Similar results were obtained when Kojiro carried out the experiment in place of B-6.

Example 7 In the raw material sample 38 of Example 2, the color developing solution of Example 1 with an inhibitor added was used, the temperature was set at 50°C, and the color development time was As 60 seconds,
The following samples were processed. That is, in the preparation of sample N122.38 of the irradiating material used in Example 1, the inhibitor
Samples were prepared by using the inhibitors shown in Table 10 instead of 5. From the results shown in Table 10, it can be seen that adding an inhibitor is more effective.

Margin Table-10 [Effects of the Invention] This invention can be said to be a processing method for silver halide color photographic materials.

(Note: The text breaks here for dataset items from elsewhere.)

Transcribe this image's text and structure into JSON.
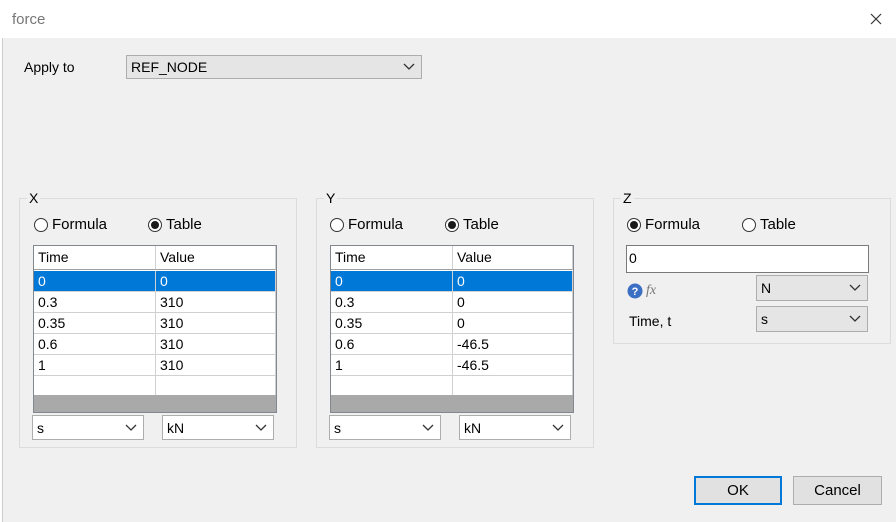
{
  "window": {
    "title": "force"
  },
  "apply_to": {
    "label": "Apply to",
    "value": "REF_NODE"
  },
  "group_x": {
    "title": "X",
    "radio_formula": "Formula",
    "radio_table": "Table",
    "selected": "Table",
    "columns": [
      "Time",
      "Value"
    ],
    "rows": [
      [
        "0",
        "0"
      ],
      [
        "0.3",
        "310"
      ],
      [
        "0.35",
        "310"
      ],
      [
        "0.6",
        "310"
      ],
      [
        "1",
        "310"
      ],
      [
        "",
        ""
      ]
    ],
    "time_unit": "s",
    "value_unit": "kN"
  },
  "group_y": {
    "title": "Y",
    "radio_formula": "Formula",
    "radio_table": "Table",
    "selected": "Table",
    "columns": [
      "Time",
      "Value"
    ],
    "rows": [
      [
        "0",
        "0"
      ],
      [
        "0.3",
        "0"
      ],
      [
        "0.35",
        "0"
      ],
      [
        "0.6",
        "-46.5"
      ],
      [
        "1",
        "-46.5"
      ],
      [
        "",
        ""
      ]
    ],
    "time_unit": "s",
    "value_unit": "kN"
  },
  "group_z": {
    "title": "Z",
    "radio_formula": "Formula",
    "radio_table": "Table",
    "selected": "Formula",
    "formula_value": "0",
    "fx_label": "fx",
    "unit": "N",
    "time_label": "Time, t",
    "time_unit": "s"
  },
  "buttons": {
    "ok": "OK",
    "cancel": "Cancel"
  },
  "colors": {
    "selection": "#0078d7",
    "default_button_border": "#0078d7",
    "help_icon": "#3b6fc4"
  }
}
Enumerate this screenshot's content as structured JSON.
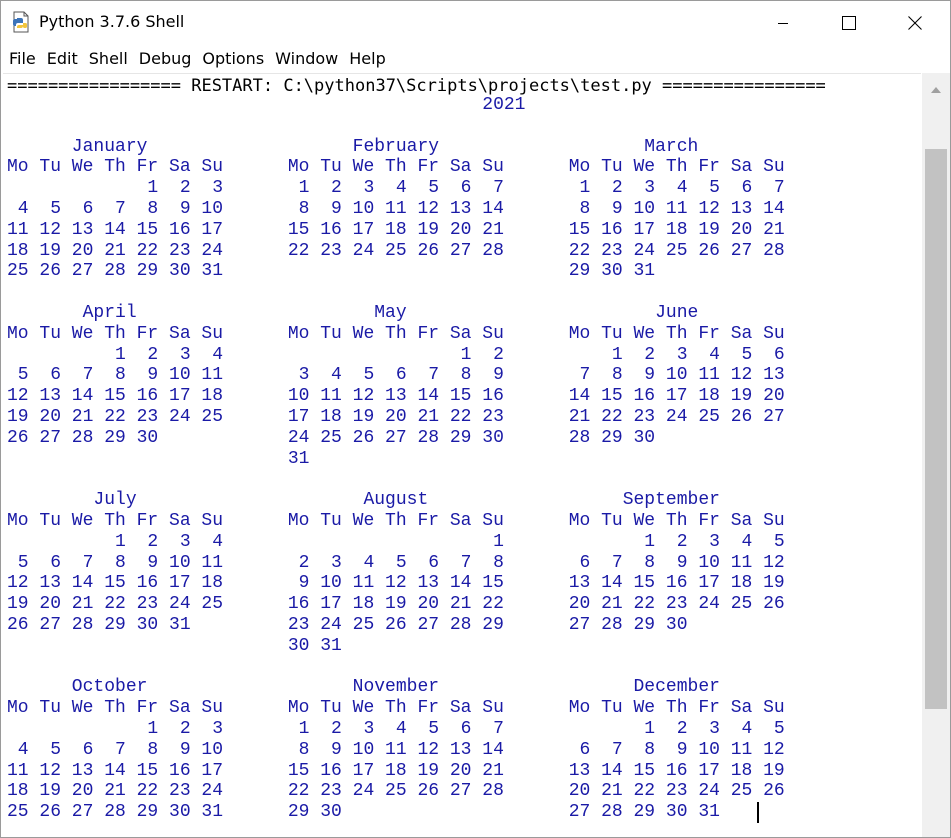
{
  "window": {
    "title": "Python 3.7.6 Shell"
  },
  "menu": {
    "items": [
      "File",
      "Edit",
      "Shell",
      "Debug",
      "Options",
      "Window",
      "Help"
    ]
  },
  "shell": {
    "banner": "================= RESTART: C:\\python37\\Scripts\\projects\\test.py ================",
    "calendar": "                                            2021\n\n      January                   February                   March\nMo Tu We Th Fr Sa Su      Mo Tu We Th Fr Sa Su      Mo Tu We Th Fr Sa Su\n             1  2  3       1  2  3  4  5  6  7       1  2  3  4  5  6  7\n 4  5  6  7  8  9 10       8  9 10 11 12 13 14       8  9 10 11 12 13 14\n11 12 13 14 15 16 17      15 16 17 18 19 20 21      15 16 17 18 19 20 21\n18 19 20 21 22 23 24      22 23 24 25 26 27 28      22 23 24 25 26 27 28\n25 26 27 28 29 30 31                                29 30 31\n\n       April                      May                       June\nMo Tu We Th Fr Sa Su      Mo Tu We Th Fr Sa Su      Mo Tu We Th Fr Sa Su\n          1  2  3  4                      1  2          1  2  3  4  5  6\n 5  6  7  8  9 10 11       3  4  5  6  7  8  9       7  8  9 10 11 12 13\n12 13 14 15 16 17 18      10 11 12 13 14 15 16      14 15 16 17 18 19 20\n19 20 21 22 23 24 25      17 18 19 20 21 22 23      21 22 23 24 25 26 27\n26 27 28 29 30            24 25 26 27 28 29 30      28 29 30\n                          31\n\n        July                     August                  September\nMo Tu We Th Fr Sa Su      Mo Tu We Th Fr Sa Su      Mo Tu We Th Fr Sa Su\n          1  2  3  4                         1             1  2  3  4  5\n 5  6  7  8  9 10 11       2  3  4  5  6  7  8       6  7  8  9 10 11 12\n12 13 14 15 16 17 18       9 10 11 12 13 14 15      13 14 15 16 17 18 19\n19 20 21 22 23 24 25      16 17 18 19 20 21 22      20 21 22 23 24 25 26\n26 27 28 29 30 31         23 24 25 26 27 28 29      27 28 29 30\n                          30 31\n\n      October                   November                  December\nMo Tu We Th Fr Sa Su      Mo Tu We Th Fr Sa Su      Mo Tu We Th Fr Sa Su\n             1  2  3       1  2  3  4  5  6  7             1  2  3  4  5\n 4  5  6  7  8  9 10       8  9 10 11 12 13 14       6  7  8  9 10 11 12\n11 12 13 14 15 16 17      15 16 17 18 19 20 21      13 14 15 16 17 18 19\n18 19 20 21 22 23 24      22 23 24 25 26 27 28      20 21 22 23 24 25 26\n25 26 27 28 29 30 31      29 30                     27 28 29 30 31"
  },
  "icons": {
    "app": "python-idle-icon",
    "minimize": "minimize-icon",
    "maximize": "maximize-icon",
    "close": "close-icon"
  },
  "colors": {
    "output_text": "#1a1aa6",
    "banner_text": "#000000"
  }
}
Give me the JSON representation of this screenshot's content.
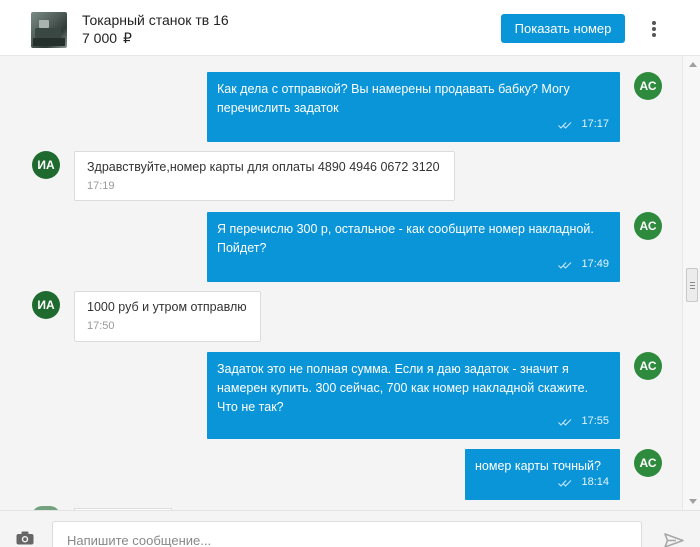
{
  "header": {
    "title": "Токарный станок тв 16",
    "price": "7 000",
    "currency": "₽",
    "show_number_label": "Показать номер",
    "menu_icon": "kebab-menu-icon",
    "thumb_icon": "listing-thumbnail"
  },
  "messages": [
    {
      "direction": "out",
      "avatar": "АС",
      "lines": [
        "Как дела с отправкой? Вы намерены продавать бабку? Могу",
        "перечислить задаток"
      ],
      "time": "17:17"
    },
    {
      "direction": "in",
      "avatar": "ИА",
      "lines": [
        "Здравствуйте,номер карты для оплаты 4890 4946 0672 3120"
      ],
      "time": "17:19"
    },
    {
      "direction": "out",
      "avatar": "АС",
      "lines": [
        "Я перечислю 300 р, остальное - как сообщите номер накладной.",
        "Пойдет?"
      ],
      "time": "17:49"
    },
    {
      "direction": "in",
      "avatar": "ИА",
      "lines": [
        "1000 руб и утром отправлю"
      ],
      "time": "17:50"
    },
    {
      "direction": "out",
      "avatar": "АС",
      "lines": [
        "Задаток это не полная сумма. Если я даю задаток - значит я",
        "намерен купить. 300 сейчас, 700 как номер накладной скажите.",
        "Что не так?"
      ],
      "time": "17:55"
    },
    {
      "direction": "out",
      "avatar": "АС",
      "lines": [
        "номер карты точный?"
      ],
      "time": "18:14"
    }
  ],
  "composer": {
    "placeholder": "Напишите сообщение...",
    "attach_icon": "camera-icon",
    "send_icon": "send-icon"
  },
  "colors": {
    "accent": "#0a95d8",
    "avatar_out": "#2e8b3e",
    "avatar_in": "#1f6b2f",
    "chat_bg": "#f4f4f4"
  }
}
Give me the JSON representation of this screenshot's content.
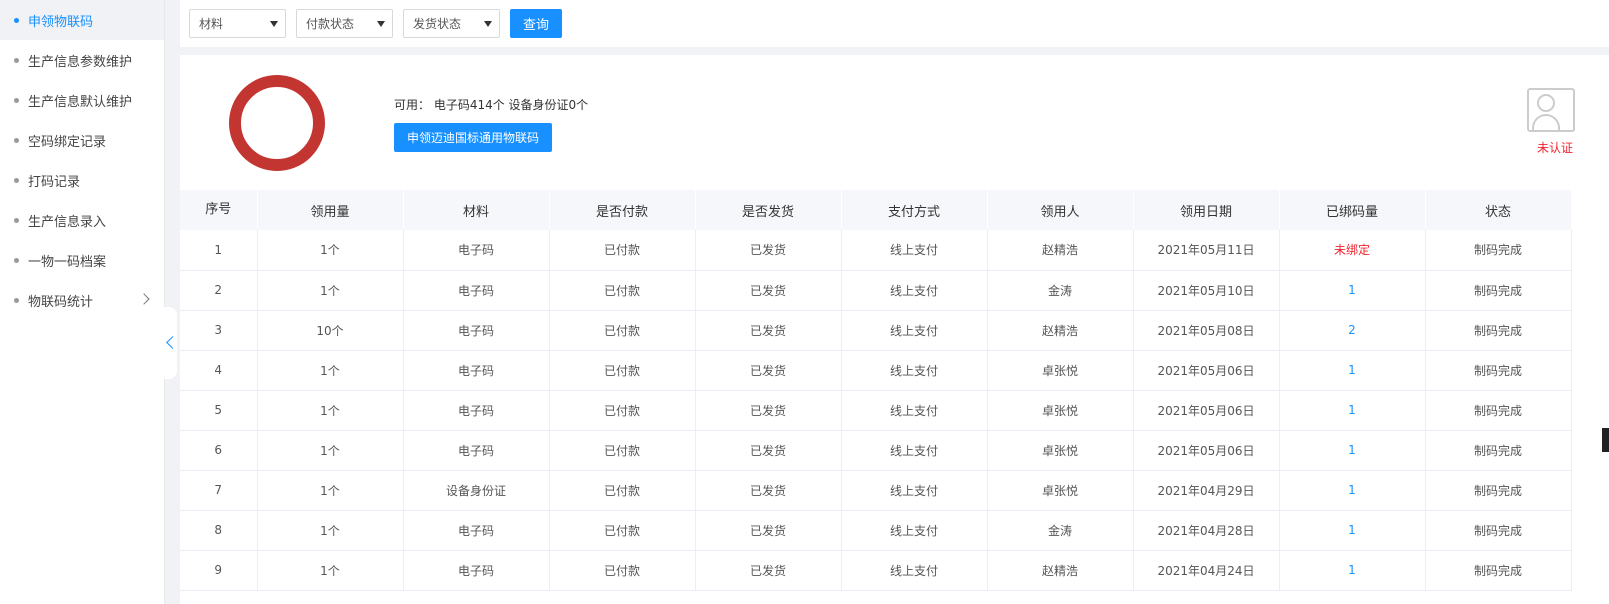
{
  "sidebar": {
    "items": [
      {
        "label": "申领物联码",
        "active": true
      },
      {
        "label": "生产信息参数维护"
      },
      {
        "label": "生产信息默认维护"
      },
      {
        "label": "空码绑定记录"
      },
      {
        "label": "打码记录"
      },
      {
        "label": "生产信息录入"
      },
      {
        "label": "一物一码档案"
      },
      {
        "label": "物联码统计",
        "has_children": true
      }
    ]
  },
  "filters": {
    "material": "材料",
    "payment_status": "付款状态",
    "shipping_status": "发货状态",
    "query_label": "查询"
  },
  "stats": {
    "available_text": "可用： 电子码414个 设备身份证0个",
    "apply_label": "申领迈迪国标通用物联码",
    "cert_status": "未认证",
    "ring_color": "#c23531"
  },
  "table": {
    "headers": [
      "序号",
      "领用量",
      "材料",
      "是否付款",
      "是否发货",
      "支付方式",
      "领用人",
      "领用日期",
      "已绑码量",
      "状态"
    ],
    "rows": [
      [
        "1",
        "1个",
        "电子码",
        "已付款",
        "已发货",
        "线上支付",
        "赵精浩",
        "2021年05月11日",
        "未绑定",
        "制码完成"
      ],
      [
        "2",
        "1个",
        "电子码",
        "已付款",
        "已发货",
        "线上支付",
        "金涛",
        "2021年05月10日",
        "1",
        "制码完成"
      ],
      [
        "3",
        "10个",
        "电子码",
        "已付款",
        "已发货",
        "线上支付",
        "赵精浩",
        "2021年05月08日",
        "2",
        "制码完成"
      ],
      [
        "4",
        "1个",
        "电子码",
        "已付款",
        "已发货",
        "线上支付",
        "卓张悦",
        "2021年05月06日",
        "1",
        "制码完成"
      ],
      [
        "5",
        "1个",
        "电子码",
        "已付款",
        "已发货",
        "线上支付",
        "卓张悦",
        "2021年05月06日",
        "1",
        "制码完成"
      ],
      [
        "6",
        "1个",
        "电子码",
        "已付款",
        "已发货",
        "线上支付",
        "卓张悦",
        "2021年05月06日",
        "1",
        "制码完成"
      ],
      [
        "7",
        "1个",
        "设备身份证",
        "已付款",
        "已发货",
        "线上支付",
        "卓张悦",
        "2021年04月29日",
        "1",
        "制码完成"
      ],
      [
        "8",
        "1个",
        "电子码",
        "已付款",
        "已发货",
        "线上支付",
        "金涛",
        "2021年04月28日",
        "1",
        "制码完成"
      ],
      [
        "9",
        "1个",
        "电子码",
        "已付款",
        "已发货",
        "线上支付",
        "赵精浩",
        "2021年04月24日",
        "1",
        "制码完成"
      ]
    ]
  }
}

4. Detailed explanation of the drawing Figure 1 is a graph that does not explain the membrane swelling rate.Representative Patent Attorney Toru Tsuki 20 D 40 ”0 6070 80
S':' Figure 1 Procedural Amendment (released) November 19, 1985 Commissioner of the Japan Patent Office Kuro 1) Relationship with the Akio case Patent applicant address 1-26-2 Nishi-Shinjuku, Shinjuku-ku, Tokyo Name
(127) Konishiroku Photo Industry Co., Ltd. Representative Director Megumi Ide 4th year, Agent - Ino

Claims (1)

[Scope of Claims] 1. A method for processing a silver halide color photographic light-sensitive material having a photographic constituent layer including at least one silver halide emulsion layer on a support, wherein the silver halide color photographic light-sensitive material has a halogen At least one layer of the silver emulsion layer has silver halide grains containing 0.5 mol% or more of silver iodide, the film swelling rate of the photographic constituent layer is 20 seconds or less, and the film thickness of the photographic constituent layer is is 25 μm or less, and further contains a pyrazoloazole type magenta coupler represented by the following general formula in at least one of the silver halide emulsion layers, and the silver halide color photographic light-sensitive material is processed in a color developer. A method for processing a silver halide color photographic material, characterized in that the processing time is 180 seconds or less. General formula [IP] ▲ Numerical formulas, chemical formulas, tables, etc. are available▼ In the formula, Z represents a group of nonmetallic atoms necessary to form a nitrogen-containing heterocycle. X_1 represents a hydrogen atom or a substituent that can be separated by reaction with an oxidized product of a color developing agent. R represents a hydrogen atom or a substituent.